アイヌ民族と博覧会展詳細
概要
国立アイヌ民族博物館と国立歴史民俗博物館が共催する特別展示「アイヌ民族と博覧会―150年の経験―」が、2023年6月20日から開催されます。この展示では、1851年のロンドン万博以来、博覧会とアイヌ民族とのかかわりをさまざまな角度から探ります。展覧会は、アイヌ民族の歴史や文化がどのように社会に受け入れられてきたか、またアイヌ自身が自らの文化をどのように表現してきたかという問いに回答を探ります。
研究プロジェクトの成果
この展覧会は、国立アイヌ民族博物館が2021年から2023年にかけて実施した「近現代アイヌ民族史と博物館展示をめぐる実証的研究」の成果をもとにしています。このプロジェクトには、国立歴史民俗博物館を初めとする複数の研究者も参加しており、博覧会がいかにアイヌ文化に影響を与えてきたかを調査しました。
展示の趣旨
展示では、1851年のロンドン万博以降、アイヌ民族がどのように博覧会に関与してきたかを追跡します。アイヌ民族は出場者として多くの博覧会に出品しており、その経験には様々な感情が伴います。出品者としてのアイヌ民族、仲介を行った側の人々、そして博覧会を鑑賞する側とされる側の関係性にも焦点を当てます。
展示構成
展覧会は以下の4章で構成されています:
1.
アイヌ工芸品展示の草創期から博覧会へ
アイヌの工芸品がどのように博覧会で取り上げられたのかを探ります。
2.
アイヌ民族の出場
具体的にアイヌ民族がどのように博覧会に参加してきたかを振り返ります。
3.
アイヌ文化を見せていく時代
アイヌ文化の表象の変遷を学びます。
4.
アイヌ民族と博覧会のゆくえ
博覧会がアイヌ民族及びその文化にどのような影響を与えてきたかを考察します。
※展示内容は変更される可能性があります。
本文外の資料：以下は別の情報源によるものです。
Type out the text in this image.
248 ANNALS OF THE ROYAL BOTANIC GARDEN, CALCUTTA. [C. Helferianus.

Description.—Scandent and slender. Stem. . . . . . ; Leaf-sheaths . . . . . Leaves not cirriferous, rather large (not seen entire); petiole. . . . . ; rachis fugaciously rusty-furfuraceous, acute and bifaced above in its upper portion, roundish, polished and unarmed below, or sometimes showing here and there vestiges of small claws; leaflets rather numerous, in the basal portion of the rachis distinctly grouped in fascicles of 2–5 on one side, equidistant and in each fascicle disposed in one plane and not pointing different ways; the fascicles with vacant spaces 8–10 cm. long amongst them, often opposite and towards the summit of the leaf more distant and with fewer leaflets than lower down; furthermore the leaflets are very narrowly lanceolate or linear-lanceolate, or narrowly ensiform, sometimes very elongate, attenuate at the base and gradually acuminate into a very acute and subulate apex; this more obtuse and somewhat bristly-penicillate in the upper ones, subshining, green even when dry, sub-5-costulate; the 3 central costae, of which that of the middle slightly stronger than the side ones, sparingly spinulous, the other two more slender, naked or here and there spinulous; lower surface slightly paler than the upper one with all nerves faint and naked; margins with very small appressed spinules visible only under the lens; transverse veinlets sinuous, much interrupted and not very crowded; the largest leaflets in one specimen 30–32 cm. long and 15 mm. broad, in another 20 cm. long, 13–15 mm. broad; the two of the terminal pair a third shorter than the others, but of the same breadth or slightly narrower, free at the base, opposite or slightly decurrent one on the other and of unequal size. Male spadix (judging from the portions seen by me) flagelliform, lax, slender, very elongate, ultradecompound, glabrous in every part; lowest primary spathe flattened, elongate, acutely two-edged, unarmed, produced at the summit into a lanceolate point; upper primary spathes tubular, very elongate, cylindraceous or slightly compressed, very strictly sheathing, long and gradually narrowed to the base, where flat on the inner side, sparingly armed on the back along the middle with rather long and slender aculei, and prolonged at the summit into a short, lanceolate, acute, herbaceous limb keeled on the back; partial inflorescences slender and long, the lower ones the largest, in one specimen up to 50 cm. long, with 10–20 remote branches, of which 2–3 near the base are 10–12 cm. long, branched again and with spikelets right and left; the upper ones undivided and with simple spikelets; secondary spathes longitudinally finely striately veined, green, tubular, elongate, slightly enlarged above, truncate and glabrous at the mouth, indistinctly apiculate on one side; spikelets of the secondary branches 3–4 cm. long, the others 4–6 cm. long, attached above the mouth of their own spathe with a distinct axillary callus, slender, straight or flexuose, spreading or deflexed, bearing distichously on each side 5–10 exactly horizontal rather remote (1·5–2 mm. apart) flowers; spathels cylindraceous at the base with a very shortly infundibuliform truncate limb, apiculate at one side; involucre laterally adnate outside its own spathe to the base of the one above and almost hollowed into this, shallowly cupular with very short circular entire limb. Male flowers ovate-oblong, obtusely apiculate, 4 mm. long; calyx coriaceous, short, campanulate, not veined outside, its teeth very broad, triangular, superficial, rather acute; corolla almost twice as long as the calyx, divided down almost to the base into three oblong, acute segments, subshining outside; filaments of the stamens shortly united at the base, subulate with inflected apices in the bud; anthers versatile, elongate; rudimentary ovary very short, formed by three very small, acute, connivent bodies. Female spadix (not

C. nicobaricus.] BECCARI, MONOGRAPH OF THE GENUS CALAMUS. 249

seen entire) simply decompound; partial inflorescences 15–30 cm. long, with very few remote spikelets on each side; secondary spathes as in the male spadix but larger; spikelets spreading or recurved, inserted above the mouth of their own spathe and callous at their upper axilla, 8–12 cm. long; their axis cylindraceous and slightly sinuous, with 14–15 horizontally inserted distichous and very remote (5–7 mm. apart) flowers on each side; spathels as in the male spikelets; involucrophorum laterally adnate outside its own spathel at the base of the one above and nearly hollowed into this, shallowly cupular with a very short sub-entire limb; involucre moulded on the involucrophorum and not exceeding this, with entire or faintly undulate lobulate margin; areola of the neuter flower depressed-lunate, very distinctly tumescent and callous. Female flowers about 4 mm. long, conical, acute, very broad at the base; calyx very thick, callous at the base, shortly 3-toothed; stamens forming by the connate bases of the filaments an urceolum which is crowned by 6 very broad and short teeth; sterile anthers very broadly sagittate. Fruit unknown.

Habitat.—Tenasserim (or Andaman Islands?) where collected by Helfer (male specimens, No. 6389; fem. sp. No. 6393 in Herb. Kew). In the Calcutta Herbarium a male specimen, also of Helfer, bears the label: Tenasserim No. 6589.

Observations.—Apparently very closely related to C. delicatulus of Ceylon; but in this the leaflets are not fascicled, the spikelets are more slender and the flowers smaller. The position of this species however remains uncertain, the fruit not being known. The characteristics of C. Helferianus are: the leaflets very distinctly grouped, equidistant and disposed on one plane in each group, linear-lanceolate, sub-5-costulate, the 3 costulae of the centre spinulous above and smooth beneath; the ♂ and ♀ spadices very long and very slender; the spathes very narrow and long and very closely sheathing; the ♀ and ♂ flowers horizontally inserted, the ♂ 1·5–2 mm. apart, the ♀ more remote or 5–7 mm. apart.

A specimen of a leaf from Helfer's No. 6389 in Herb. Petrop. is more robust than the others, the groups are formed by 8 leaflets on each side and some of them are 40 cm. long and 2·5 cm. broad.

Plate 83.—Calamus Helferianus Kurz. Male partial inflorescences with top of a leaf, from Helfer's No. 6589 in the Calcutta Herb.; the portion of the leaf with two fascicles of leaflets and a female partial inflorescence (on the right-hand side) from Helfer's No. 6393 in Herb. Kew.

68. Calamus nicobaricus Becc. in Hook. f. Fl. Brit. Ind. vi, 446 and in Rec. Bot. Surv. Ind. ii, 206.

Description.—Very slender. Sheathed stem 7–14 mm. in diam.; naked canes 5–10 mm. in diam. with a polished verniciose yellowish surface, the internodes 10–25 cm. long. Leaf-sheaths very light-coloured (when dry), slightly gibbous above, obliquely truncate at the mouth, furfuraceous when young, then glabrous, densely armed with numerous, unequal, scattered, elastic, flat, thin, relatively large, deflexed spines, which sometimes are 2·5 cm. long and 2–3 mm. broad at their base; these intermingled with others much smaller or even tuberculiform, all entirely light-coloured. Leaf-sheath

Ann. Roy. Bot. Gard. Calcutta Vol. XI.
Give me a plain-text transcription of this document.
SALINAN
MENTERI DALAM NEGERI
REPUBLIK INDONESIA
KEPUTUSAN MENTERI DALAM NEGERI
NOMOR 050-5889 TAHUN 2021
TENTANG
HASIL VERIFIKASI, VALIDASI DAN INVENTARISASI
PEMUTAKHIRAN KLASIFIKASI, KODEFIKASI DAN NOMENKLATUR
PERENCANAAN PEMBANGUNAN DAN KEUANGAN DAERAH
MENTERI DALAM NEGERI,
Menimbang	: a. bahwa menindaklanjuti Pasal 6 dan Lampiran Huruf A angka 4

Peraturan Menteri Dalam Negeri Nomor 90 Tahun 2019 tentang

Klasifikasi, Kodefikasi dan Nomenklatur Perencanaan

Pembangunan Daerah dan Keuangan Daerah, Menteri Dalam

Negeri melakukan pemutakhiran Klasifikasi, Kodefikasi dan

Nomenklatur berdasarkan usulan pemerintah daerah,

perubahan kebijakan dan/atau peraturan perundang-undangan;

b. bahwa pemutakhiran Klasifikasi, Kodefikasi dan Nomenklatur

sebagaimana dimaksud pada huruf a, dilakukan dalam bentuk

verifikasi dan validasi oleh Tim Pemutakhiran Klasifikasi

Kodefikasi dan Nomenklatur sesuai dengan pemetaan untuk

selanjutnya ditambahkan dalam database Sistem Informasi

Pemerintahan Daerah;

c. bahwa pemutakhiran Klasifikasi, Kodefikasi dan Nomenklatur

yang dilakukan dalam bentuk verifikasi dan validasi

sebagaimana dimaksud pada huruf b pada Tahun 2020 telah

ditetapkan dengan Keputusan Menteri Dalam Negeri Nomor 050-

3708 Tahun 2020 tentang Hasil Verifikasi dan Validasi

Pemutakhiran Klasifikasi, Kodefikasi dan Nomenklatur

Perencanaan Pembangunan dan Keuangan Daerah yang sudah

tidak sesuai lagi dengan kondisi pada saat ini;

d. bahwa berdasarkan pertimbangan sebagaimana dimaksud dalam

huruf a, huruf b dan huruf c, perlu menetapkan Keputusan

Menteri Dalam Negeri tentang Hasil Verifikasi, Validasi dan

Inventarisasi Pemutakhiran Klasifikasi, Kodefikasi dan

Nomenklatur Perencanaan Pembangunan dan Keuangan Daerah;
また、会期中には展示替えも行う予定です。
開催情報
- 会場:北海道白老郡白老町若草町2-3-1
- 会期:令和8年6月20日(土)~8月23日(日)65日間
- 会場:千葉県佐倉市城内町117
- 会期:令和8年10月6日(火)~11月29日(日)55日間
この特別展示はアイヌ民族と博覧会の150年にわたる歴史を振り返る貴重な機会です。興味がある方は、ぜひ訪れてその魅力に触れてみてください。